# Sativa vs. Indica??



## greenerworld (Mar 19, 2007)

*whats the difference between Indica vs. Sativa better worse what up wit it??? does any body have any photos to show the difference and do iether have growing differences??*


----------



## MJ20 (Mar 19, 2007)

Both sat + ind have physical and psychoactive difference.Basically, sativa grows taller and slimer, while indica grows short and wider>I guess you can think of the 2 as "Bert & Ernie".Sativa gives a more "heady" type high, condusive to, being active, while Indica gives a more "stoned/couch like" high.I never sampled any indica as yet so I can't comment.


----------



## Mr.Wakenbake (Mar 19, 2007)

also sativa's can handle higher temperatures and less watering is needed. Indica's  normally tend to grow in area's with more moderate temps so keeping that the temps in check when growing indica's is key.
This is a pic of a sativa strain, you notice the slimmer buds and longer internode length associated with sativa's.

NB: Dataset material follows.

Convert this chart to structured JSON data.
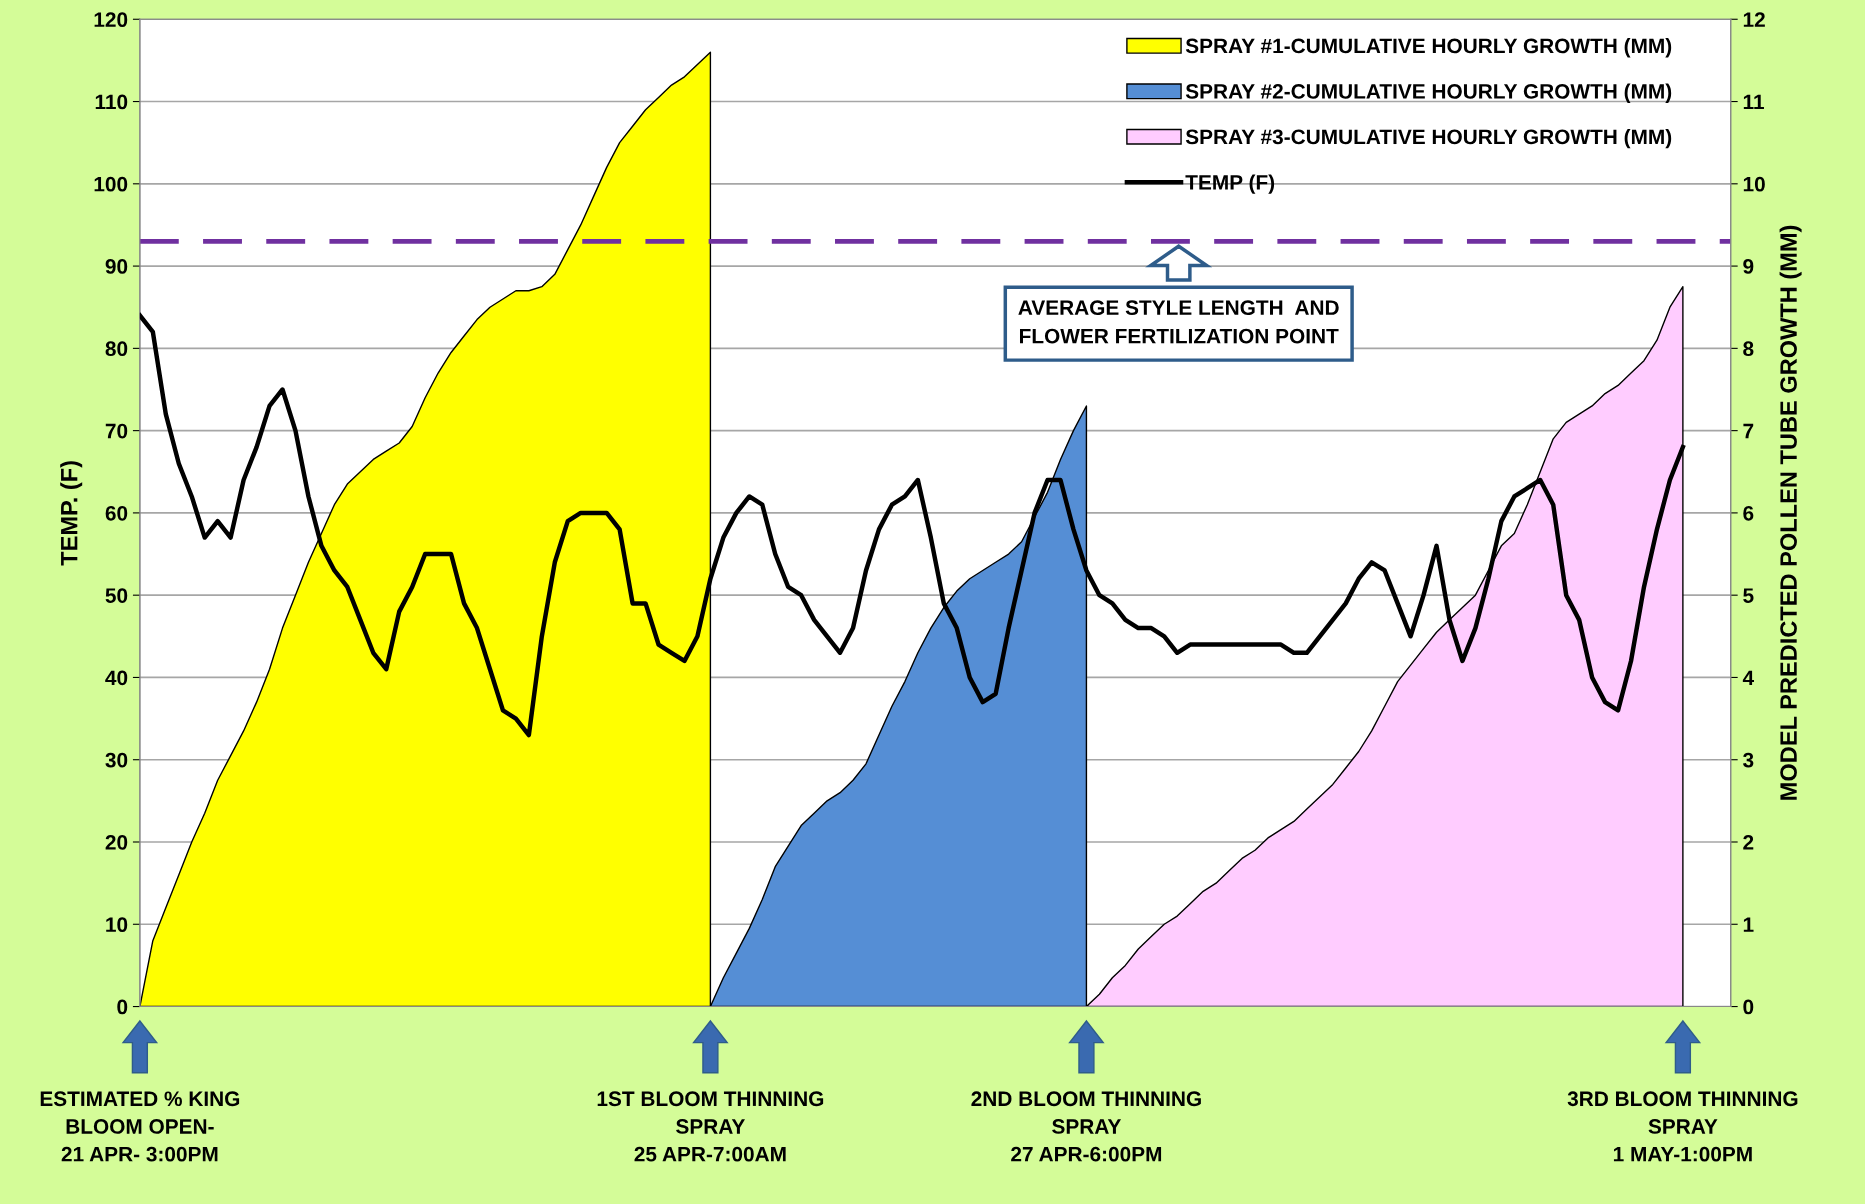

here is a picture of a idica.. you notice the wide leaves, and the buds are really dense


----------



## greenerworld (Mar 19, 2007)

my plants look nothing like these they are more roundish than pointy here are some pics


----------



## NLgrower (Mar 19, 2007)

having your plants grow in clear containers is a bad idea you shouldnt let light get to your roots its an easy fix though just rap some duct tape around them.


----------



## greenerworld (Mar 19, 2007)

thanks nl grower I kinda thought about, they were the only thing I had the time when starting them. would that have anything to do with the shape of the leaves if not what other problems would result with clear containers. I'm also noticing some leaves on some plants are starting to curl up into themselves not bad but noticible


----------



## Stoney Bud (Mar 19, 2007)

Yep, clear container, algae growth. 

Man! Youse guys is talkin some stuff man. Nice pics, great comments.

I think sometimes that I'm immune to THC almost, now.

So many years. So many flavors.

Gotta say it. The Aurora Indica I just grew from Nirvana is the second most pontet bud I've smoked in my life.

Maui, about 1980 was the best. Man, 27 years between bests.

I'm lovin this. Bzzzzzzzzzzz


----------



## Elephant Man (Mar 19, 2007)

Woke up with a little white widow, blue mystic after breakfast, afghani orange followed quickly by lunch and 'C'...last 2 grown outdoor by a freind.  Feeling pretty darn good and not thinking about my back at all.  Wonder what's for dinner....hehe:ccc:


----------



## Stoney Bud (Mar 19, 2007)

Damn Eman, now you got my back numb.


----------



## Elephant Man (Mar 19, 2007)

Hehe...yeah man, I know you know about outdoor, but I didn't....wow...I got the potency but the flavor and aroma....wow.

I tell you something else crazy, this stuff hung for months curing...crazy as it sounds, I tried it and it works.  Entire plant I had hanging in rafters for 4 months came down yesterday and was actually still damp inside.  Crazyness.

Oh yeah, back on topic I really only smoke sativas and sativa doms because I am trying to avoid the narcotic feeling pills give me.  I like my white strains at night, but gimme some 99% sativa and I will be happy all day long...without getting that burnt-out feeling at all.:ccc:


----------



## high_man (Mar 19, 2007)

so apart from the actual differences which do most people prefer,for the last 2 years iv only grown indica and never tried sativa is there a more potent or more bud weight diferences between the 2 sorry for hijacking ur post dude but i gotta know i was thinking of switching to sativa indoor grow but need to do some research before i do i need to know which has a higher yeild and which has a higher potency if grown correctly


----------